For FERC, the penalties and forfeited claims added up to one of its largest settlements reached with a participant in electricity markets. The low-profile federal agency that watches over electricity transmission lines beefed up its enforcement division after the Enron Corp. fiasco and has lately been pursuing big-ticket fines against Wall Street banks.

Barclays PLC is separately fighting a $435 million FERC fine related to trading in California's electricity market between 2006 and 2008 in a case the company is set to challenge in federal court. FERC says the trades were manipulative, but the British bank says the charges are baseless.

The previous record settlement agreed to by FERC and an outside party was a $245 million agreement with Constellation Energy Commodities Group in 2012.

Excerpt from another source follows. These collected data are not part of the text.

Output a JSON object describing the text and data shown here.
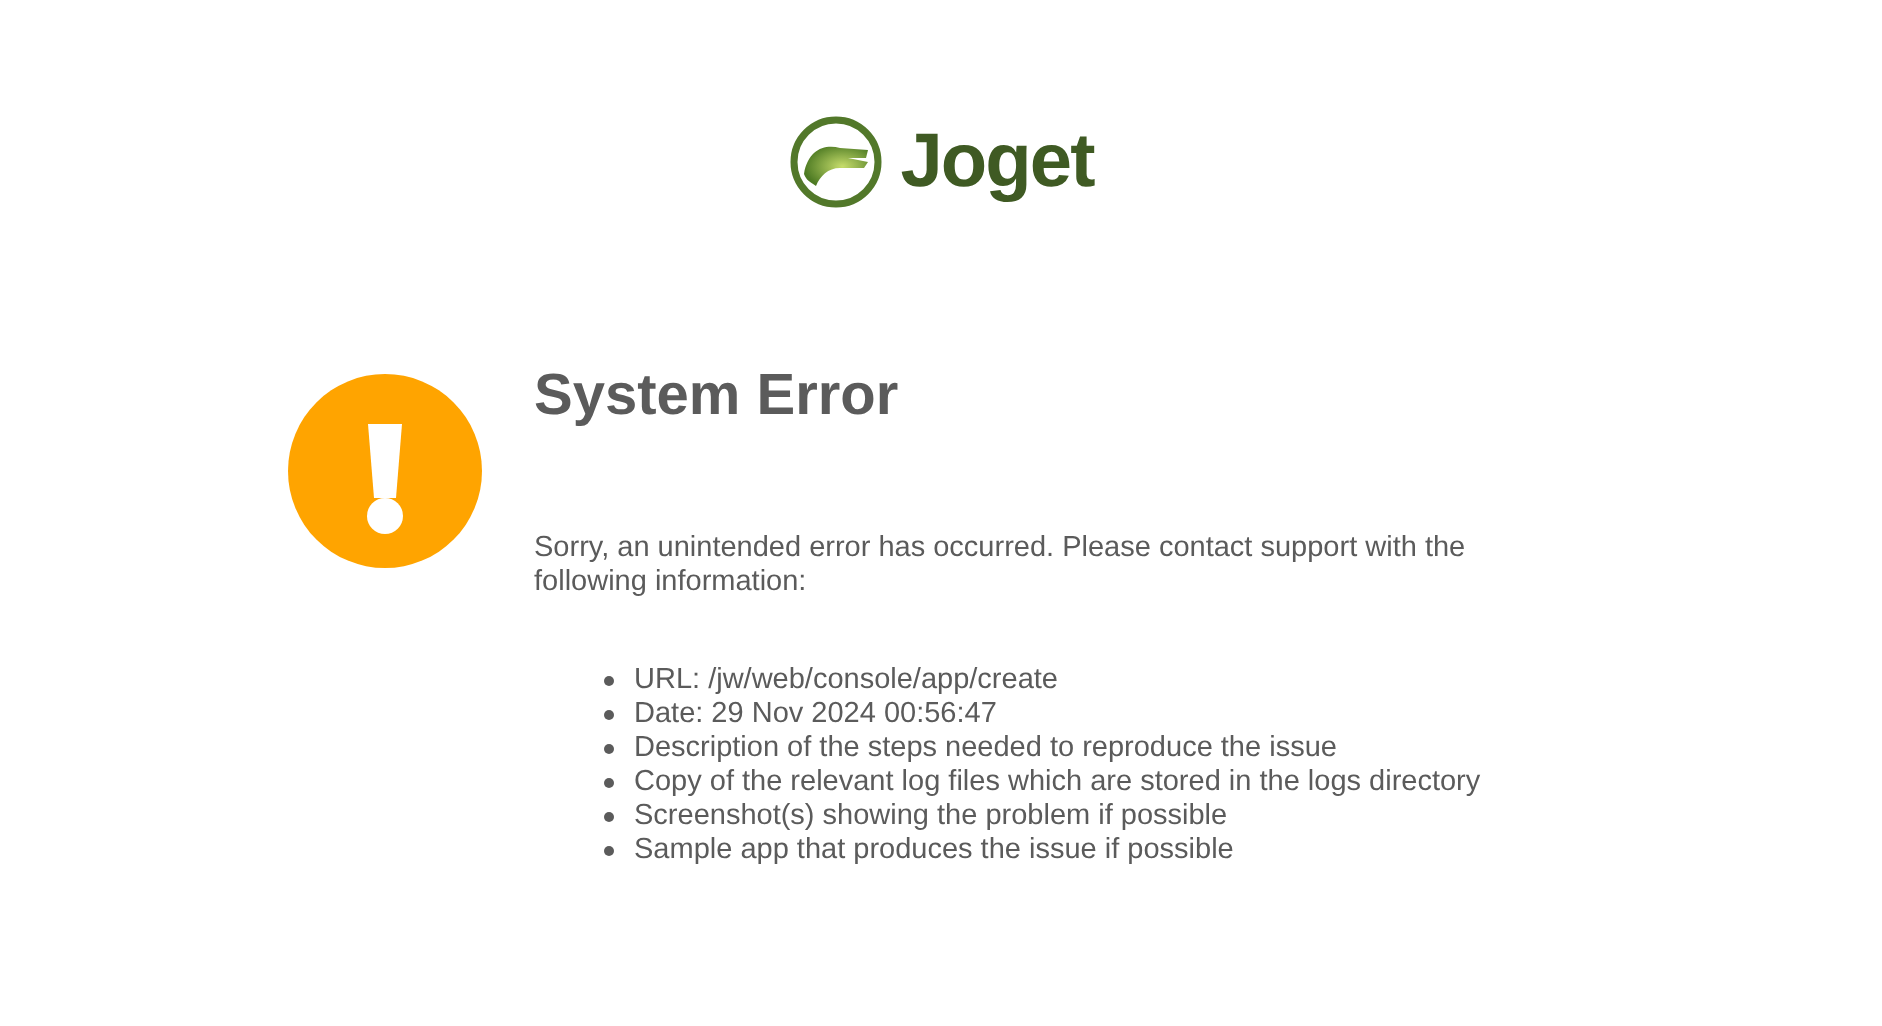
{
  "logo": {
    "name": "Joget"
  },
  "error": {
    "title": "System Error",
    "message": "Sorry, an unintended error has occurred. Please contact support with the following information:",
    "items": [
      "URL: /jw/web/console/app/create",
      "Date: 29 Nov 2024 00:56:47",
      "Description of the steps needed to reproduce the issue",
      "Copy of the relevant log files which are stored in the logs directory",
      "Screenshot(s) showing the problem if possible",
      "Sample app that produces the issue if possible"
    ]
  }
}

The J.P. Morgan allegations date to 2011 when the California Independent System Operator, which oversees the daily trading that sets wholesale electricity prices in the state, saw bidding strategies it believed allowed J.P. Morgan's energy trading unit to extract excessive prices from the market.

FERC said Tuesday that J.P. Morgan traders engaged a series of "manipulative bidding strategies" between September 2010 and November 2012 that were designed to make money off of otherwise unprofitable power plants. The company's strategies "were intended to, and in almost all cases did, lead [electricity-system operators] to pay [the bank] at rates far above market prices," FERC said in an order laying out the settlement.

On five separate occasions, the California and Midwestern system operators asked FERC for emergency changes to their market rules so that they could stop the bidding strategies from continuing.